Ruhiton Kurmi has been in jail for seven years. Once a notorious Naxalite, he is now a withered shell of a man, broken by incarceration and torture. The only way he can endure his existence is to shut out the past. But when Ruhiton is moved to a better jail and eventually freed, memories return to haunt him. He looks back upon his youth, his marriage, his home in the Terai foothills – and he remembers, too, the friends he has killed, the revolutionary colleagues he made and the ideals he once believed in.

Dark, powerful and full of ambiguities, The Fever questions the human cost of revolution and its (often) inevitable transience. A sensation in its time, it remains one of the great novels about the Maoist Naxalite movement of the late 60s and profoundly resonant today.

Reviews

Mint

About, Out, Seventeen

About Seventeen

17 by Anita AgnihotriSeventeen
Short Stories By Anita Agnihotri
Published in Bengali 1985 – 2011
To be published in English translation by Zubaan, 2011

A brother-and-sister visit the unique crater lake that their dead, estranged mother had written to them about in her letters. A middle-class executive’s orderly life turns upside down when his employer holds back his paycheque without an explanation. The employees of a forgotten outpost in a sun-baked town threaten mass suicide because they have no hope of survival. 17 is a collection of short stories from over 100 of Anita Agnihotri’s published short stories. By turn intense, brittle, angry, sad, and torn apart in conflict, the stories bring out different faces of human bondage and explores the country that is still unknown to many. Set in metropolises and in villages, in small-town India and in international suburbia, they run the gamut of experiences both everyday and extraordinary.

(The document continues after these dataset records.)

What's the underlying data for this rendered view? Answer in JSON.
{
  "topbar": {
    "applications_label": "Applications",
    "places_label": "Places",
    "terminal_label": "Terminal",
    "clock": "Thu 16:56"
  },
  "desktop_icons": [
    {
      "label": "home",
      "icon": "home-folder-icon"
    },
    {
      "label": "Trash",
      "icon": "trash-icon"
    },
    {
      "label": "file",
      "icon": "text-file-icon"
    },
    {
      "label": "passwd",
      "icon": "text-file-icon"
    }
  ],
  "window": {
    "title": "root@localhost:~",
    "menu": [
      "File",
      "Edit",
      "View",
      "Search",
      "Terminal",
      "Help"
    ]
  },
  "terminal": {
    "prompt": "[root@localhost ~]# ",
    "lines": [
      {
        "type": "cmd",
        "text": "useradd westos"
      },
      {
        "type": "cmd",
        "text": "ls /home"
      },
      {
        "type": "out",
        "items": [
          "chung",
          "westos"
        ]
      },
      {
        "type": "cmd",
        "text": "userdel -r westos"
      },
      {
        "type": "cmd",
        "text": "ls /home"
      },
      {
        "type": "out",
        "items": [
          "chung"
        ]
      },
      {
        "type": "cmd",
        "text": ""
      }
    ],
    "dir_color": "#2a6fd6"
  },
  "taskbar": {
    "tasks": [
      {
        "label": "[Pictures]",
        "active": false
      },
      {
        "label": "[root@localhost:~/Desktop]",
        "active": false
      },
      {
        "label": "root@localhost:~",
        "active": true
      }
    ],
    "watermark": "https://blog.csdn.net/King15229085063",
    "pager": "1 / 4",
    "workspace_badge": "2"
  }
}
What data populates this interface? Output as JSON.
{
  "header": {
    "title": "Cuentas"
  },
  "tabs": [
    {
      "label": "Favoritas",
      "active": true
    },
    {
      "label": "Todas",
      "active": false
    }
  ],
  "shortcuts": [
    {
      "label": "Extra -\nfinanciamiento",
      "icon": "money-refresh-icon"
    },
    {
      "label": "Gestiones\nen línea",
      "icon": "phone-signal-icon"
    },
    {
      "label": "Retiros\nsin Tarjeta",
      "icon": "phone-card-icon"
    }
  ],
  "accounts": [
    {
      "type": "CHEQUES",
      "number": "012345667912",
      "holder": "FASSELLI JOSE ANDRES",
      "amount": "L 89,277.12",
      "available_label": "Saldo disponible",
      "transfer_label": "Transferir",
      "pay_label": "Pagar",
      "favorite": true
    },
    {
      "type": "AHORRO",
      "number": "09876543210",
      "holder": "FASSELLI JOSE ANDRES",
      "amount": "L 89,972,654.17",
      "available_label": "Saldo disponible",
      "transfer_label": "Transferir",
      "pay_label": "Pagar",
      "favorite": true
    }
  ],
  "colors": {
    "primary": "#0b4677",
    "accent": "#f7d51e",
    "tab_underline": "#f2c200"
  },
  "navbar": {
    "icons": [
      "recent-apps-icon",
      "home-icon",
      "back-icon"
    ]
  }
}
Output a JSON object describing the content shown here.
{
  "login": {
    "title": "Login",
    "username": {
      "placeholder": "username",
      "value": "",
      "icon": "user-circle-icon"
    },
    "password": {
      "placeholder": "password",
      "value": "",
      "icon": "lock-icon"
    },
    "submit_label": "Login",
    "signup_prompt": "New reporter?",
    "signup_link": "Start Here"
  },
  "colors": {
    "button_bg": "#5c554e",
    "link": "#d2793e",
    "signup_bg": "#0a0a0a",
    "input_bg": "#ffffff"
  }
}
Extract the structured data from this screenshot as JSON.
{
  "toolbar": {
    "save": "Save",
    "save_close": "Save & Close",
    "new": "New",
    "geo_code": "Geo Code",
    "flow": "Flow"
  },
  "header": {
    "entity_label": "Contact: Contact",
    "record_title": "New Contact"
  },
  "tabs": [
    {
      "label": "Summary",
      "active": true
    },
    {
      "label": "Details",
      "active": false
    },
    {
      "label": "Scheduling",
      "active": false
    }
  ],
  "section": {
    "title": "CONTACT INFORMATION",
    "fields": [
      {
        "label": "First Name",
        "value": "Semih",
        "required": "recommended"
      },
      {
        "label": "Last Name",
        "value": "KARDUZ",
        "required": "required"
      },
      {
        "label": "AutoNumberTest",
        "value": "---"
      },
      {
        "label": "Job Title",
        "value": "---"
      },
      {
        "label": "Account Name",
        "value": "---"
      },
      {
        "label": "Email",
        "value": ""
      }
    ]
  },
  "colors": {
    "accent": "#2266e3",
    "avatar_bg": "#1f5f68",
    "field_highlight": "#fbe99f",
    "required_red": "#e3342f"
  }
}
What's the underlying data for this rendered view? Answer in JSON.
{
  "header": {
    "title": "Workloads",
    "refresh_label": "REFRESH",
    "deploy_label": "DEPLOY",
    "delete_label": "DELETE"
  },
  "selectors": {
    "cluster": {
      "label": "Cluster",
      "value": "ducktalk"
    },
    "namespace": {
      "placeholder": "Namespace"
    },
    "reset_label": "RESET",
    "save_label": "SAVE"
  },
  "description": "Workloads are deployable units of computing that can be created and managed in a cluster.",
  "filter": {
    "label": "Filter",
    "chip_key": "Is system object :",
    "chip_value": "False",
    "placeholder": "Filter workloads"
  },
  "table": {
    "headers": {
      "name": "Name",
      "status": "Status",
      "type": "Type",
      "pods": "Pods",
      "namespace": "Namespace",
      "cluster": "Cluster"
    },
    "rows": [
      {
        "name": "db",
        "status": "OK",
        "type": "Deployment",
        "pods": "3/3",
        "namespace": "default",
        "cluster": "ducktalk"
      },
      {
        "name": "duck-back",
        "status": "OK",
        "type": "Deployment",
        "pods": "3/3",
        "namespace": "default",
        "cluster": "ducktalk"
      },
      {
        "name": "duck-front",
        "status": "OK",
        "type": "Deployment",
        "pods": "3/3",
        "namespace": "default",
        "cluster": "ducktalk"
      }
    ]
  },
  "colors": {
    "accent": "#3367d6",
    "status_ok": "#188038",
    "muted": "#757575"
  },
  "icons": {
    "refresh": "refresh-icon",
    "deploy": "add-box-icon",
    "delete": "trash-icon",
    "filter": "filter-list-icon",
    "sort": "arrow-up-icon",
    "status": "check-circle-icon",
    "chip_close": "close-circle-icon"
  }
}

From deeply personal relationships against the backdrop of turmoil to intensely social truths told through the unique lives of individuals – all of them bathed in human fragility – these stories bring out the best of literary craftspersonship.

About, Out, Three Women

About Three Women

Three Women: The Broken Nest, The Two Sisters, The Arbour
By Rabindranath Tagore
Published in Bengali 1901, 1934, 1935
Published in English translation by Random House India, 2010

From the jacket
Three women, three stories of forbidden love.

Ignored by her well-meaning husband, Charulata falls in love with a high-spirited young cousin in The Broken Nest (Nashtaneer, 1901). Sharmila, in Two Sisters (Dui Bon, 1933) witnesses her husband sink her fortunes and his passion into his business – and her sister. And the invalid Neeraja finds her life slowly ebbing away as a new love awakens for her beloved husband in The Arbour (Malancha, 1934). Romantic, subtle and nuanced, Rabindranath Tagore’s novellas are about the undercurrents in relationships, the mysteries of love, the ties and bonds of marriage, and above all about the dreams and desires of women.